The night my family lost a loved one, we were still catching our breath in the shock of grief when the emails came. Newsrooms sent polished condolences followed immediately by requests: legacy statements, a quick quote before 3 p.m., just a few minutes on camera. They asked for access, not truth. They wanted our pain on deadline.
This is not new. Black death in America has always been more than tragedy — it has been commodified. From the auction block to lynching postcards to today’s evening news, our grief has been packaged, sold, and consumed for the public’s gaze.
What we endured is part of a wider pattern. In North Carolina, and across this country, local media have long aided and abetted anti-Black violence. Rarely does the harm come as an outright lie. More often, it hides in omission, distortion, and the unquestioned repetition of police statements. Mugshots take the place of family photos. “Officer-involved shooting” replaces murder. Our communities are flattened into crime beats while the realities of systemic neglect — housing discrimination, underfunded schools, over-policing — remain unspoken.

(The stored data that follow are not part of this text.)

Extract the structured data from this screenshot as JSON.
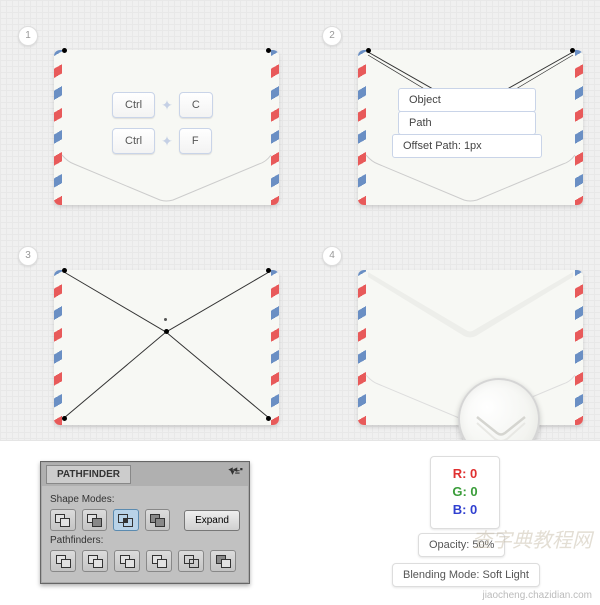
{
  "steps": {
    "s1": "1",
    "s2": "2",
    "s3": "3",
    "s4": "4"
  },
  "keys": {
    "ctrl": "Ctrl",
    "c": "C",
    "f": "F"
  },
  "tooltip": {
    "object": "Object",
    "path": "Path",
    "offset": "Offset Path: 1px"
  },
  "pathfinder": {
    "title": "PATHFINDER",
    "shape_modes": "Shape Modes:",
    "pathfinders": "Pathfinders:",
    "expand": "Expand"
  },
  "rgb": {
    "r": "R: 0",
    "g": "G: 0",
    "b": "B: 0"
  },
  "props": {
    "opacity": "Opacity: 50%",
    "blend": "Blending Mode: Soft Light"
  },
  "watermark": "jiaocheng.chazidian.com"
}
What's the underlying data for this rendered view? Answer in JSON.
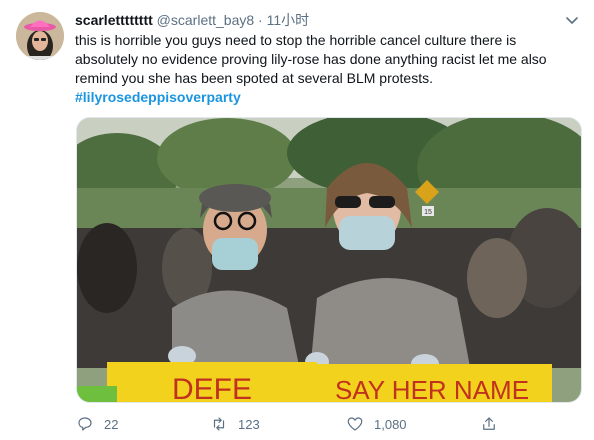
{
  "tweet": {
    "display_name": "scarletttttttt",
    "handle": "@scarlett_bay8",
    "separator": "·",
    "time": "11小时",
    "text": "this is horrible you guys need to stop the horrible cancel culture there is absolutely no evidence proving lily-rose has done anything racist let me also remind you she has been spoted at several BLM protests.",
    "hashtag": "#lilyrosedeppisoverparty"
  },
  "media": {
    "sign_left_text": "DEFE",
    "sign_right_text": "SAY HER NAME",
    "street_sign_text": "15"
  },
  "actions": {
    "reply_count": "22",
    "retweet_count": "123",
    "like_count": "1,080"
  },
  "colors": {
    "accent": "#1b95e0",
    "muted": "#5b7083",
    "sign_yellow": "#f2d21c"
  }
}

These editorial choices are not neutral. They decide how the public sees us. They influence whether policymakers respond with resources or repression. They determine whether justice is pursued or denied. Each unchallenged police quote, each sensational headline, each clipped soundbite is another wound added to our grief.
Journalism without accountability is not journalism. It is complicity. Journalism without truth is still violence.
And let me be clear: the harm is not just intellectual. It is emotional, spiritual, and communal. It feels like being stripped bare in public. It feels like having your humanity translated into clicks and ratings while your tears are still fresh. It feels like being re-traumatized by institutions that insist they are simply “doing their jobs.”
As an abolitionist, I know liberation requires more than dismantling prisons and police. It requires dismantling the media structures that uphold them. The same system that profits from incarceration profits from sensational headlines. The same logic that cages our bodies cages our stories.
So I am demanding more. Our grief cannot be reduced to ninety-second news packages. Our pain cannot be mined for ratings. Our voices cannot be clipped into soundbites that fit neatly between commercial breaks.
What would it look like instead? It would look like journalists practicing consent — asking whether families want coverage at all. It would look like publicly correcting misinformation, not burying retractions in fine print. It would look like refusing to copy-paste police press releases. It would look like investing in Black journalists, editors, and community storytellers who understand what is at stake. It would look like slowing down — valuing accuracy and humanity over speed.
It would look like telling the whole story of our lives, not just the spectacle of our deaths.
Our loved one’s life was a light. That light will not be extinguished by violence, nor will it be dimmed by the distortions of institutions that profit from our pain. Her legacy lives in the brilliance of the children she taught, the community she lifted, and the freedom struggle she compels us to continue.
We grieve as resistance. And in that resistance, we are building something freer, more truthful, and more liberatory than this state has ever dared to imagine. Because we deserve more than survival. We deserve a media that tells the truth of our wholeness — not just our wounds, not just our deaths.